O nível argentino só é comparado aos países em crise, como a Ucrânia, de 749 pontos básicos, e a Venezuela, de 962 pontos básicos

Marina Guimarães e Ariel Palácios, Agência Estado

17 de junho de 2014 | 12h34

BUENOS AIRES - A Bolsa de Buenos Aires acentua queda na abertura dos negócios nesta terça-feira, 17, como resposta à decisão negativa da Corte Suprema de Justiça dos Estados Unidos em processo contra a Argentina. O índice Merval recuava, há pouco, 2,68%, aos 7.040,93 pontos. Os títulos públicos também ampliavam perdas, como o Boden (-0,15%), o Bonar 2017 (-1,19%), o Discount  em dólares (-0,61%), o Par em dólares (-1,63%) e o Pro 12 (-1,64%). A taxa de risco país, medido pelo JP Morgan, subia 15,33%, aos 850 pontos. 

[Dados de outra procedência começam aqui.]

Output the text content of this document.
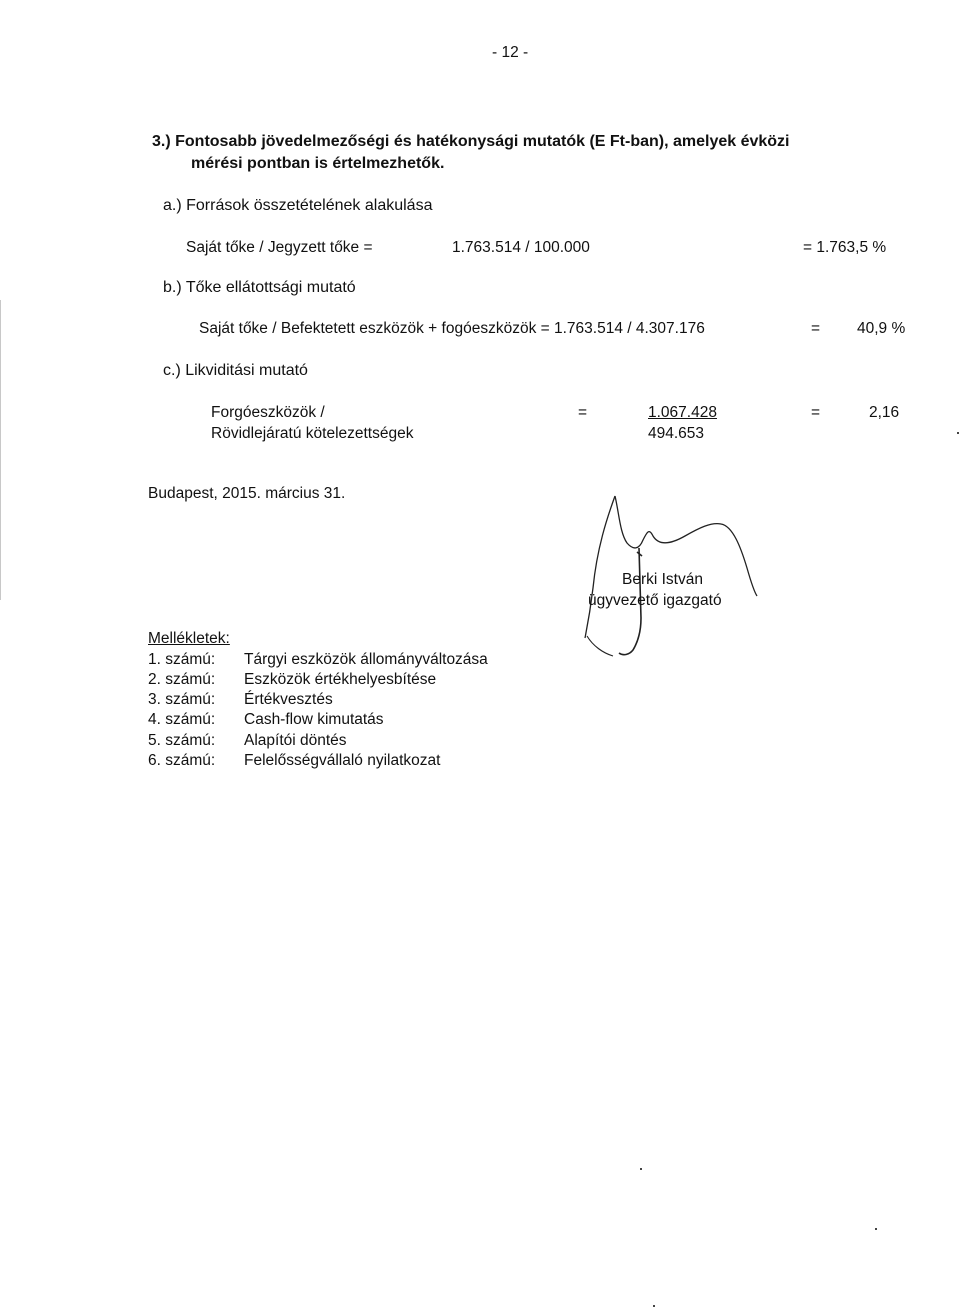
- 12 -
3.) Fontosabb jövedelmezőségi és hatékonysági mutatók (E Ft-ban), amelyek évközi
mérési pontban is értelmezhetők.
a.) Források összetételének alakulása
Saját tőke / Jegyzett tőke =	1.763.514 / 100.000	= 1.763,5 %
b.) Tőke ellátottsági mutató
Saját tőke / Befektetett eszközök + fogóeszközök = 1.763.514 / 4.307.176	= 40,9 %
c.) Likviditási mutató
Forgóeszközök /
Rövidlejáratú kötelezettségek
=	1.067.428
494.653
=	2,16
Budapest, 2015. március 31.
Berki István
ügyvezető igazgató
Mellékletek:
1. számú: Tárgyi eszközök állományváltozása
2. számú: Eszközök értékhelyesbítése
3. számú: Értékvesztés
4. számú: Cash-flow kimutatás
5. számú: Alapítói döntés
6. számú: Felelősségvállaló nyilatkozat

Para se ter uma ideia da elevação, entre os demais países da região, o Brasil verificava uma taxa de 208 pontos. O nível argentino só é comparado aos países em crise, como a Ucrânia (749 pontos básicos) e a Venezuela (962 pontos básicos). 

Os custos de proteção contra a inadimplência da dívida pública também aumentaram depois do discurso que a presidente Cristina Kirchner realizou ontem à noite, em cadeia nacional de rádio e TV. Ela acusou a decisão da justiça americana de validar uma "extorsão" por parte dos fundos "abutres". 

O CDS (Credit Default Swaps) subiu para 25,18 pontos porcentuais, de 22,32 pontos porcentuais, de acordo com a Markit. O câmbio oficial abriu estável em 8,10 (compra) e 8,15 (venda), enquanto o paralelo dispara 2,11%, a 12 (compra) e 12,10 (venda). Os mercados esperam ansiosos pela mensagem do ministro de Economia, Axel Kicillof, marcada para às 18 horas, para saber se o governo pretende acatar a decisão da justiça americana e pagar o grupo de credores de títulos não reestruturados, liderados por NML Capital. 

Processo. Em dezembro de 2001, Adolfo Rodríguez Saá, em sua breve (uma semana) presidência provisória decretou o calote de US$ 81 bilhões da dívida pública com os credores privados em meio aos aplausos frenéticos de todo o Congresso Nacional argentino. A Argentina protagonizava o maior calote da História mundial moderna.

Em 2005 o então presidente Néstor Kirchner fez uma reestruturação da dívida que estava em estado de calote. No entanto, quase 25% dos credores não aceitaram a troca de bônus e ficaram de fora. Na época, o ministro da Economia, Roberto Lavagna, indicou que a reestruturação estava "fechada para sempre" e que não haveria uma segunda oportunidade para os credores que haviam ficado de fora. O Parlamento aprovou a "lei ferrolho", que impedia uma nova reestruturação.

Após meia década tentando voltar aos mercados sem sucesso (somente o presidente venezuelano Hugo Chávez adquiria eventualmente bônus argentinos) em 2010 a presidente Cristina Kirchner deu marcha a ré na promessa de nunca mais negociar com os "holdouts" e convocou uma nova reestruturação para incluir os credores remanescentes. 

A maior parte dos credores remanescentes aderiu à troca de títulos. No entanto, 7% dos credores rechaçaram a reestruturação e continuaram insistindo nos tribunais internacionais. Atualmente são o pesadelo da presidente Cristina na reta final de seu mandato.

Ontem, a Corte Suprema de Justiça dos Estados Unidos anunciou nesta segunda-feira, 16, que recusa o apelo do governo da presidente Cristina Kirchner para revisar duas determinações da Justiça americana tomadas em 2012 em primeira e segunda instância que ordenam ao governo da presidente Cristina Kirchner a pagar US$ 1,33 bilhão aos "holdouts".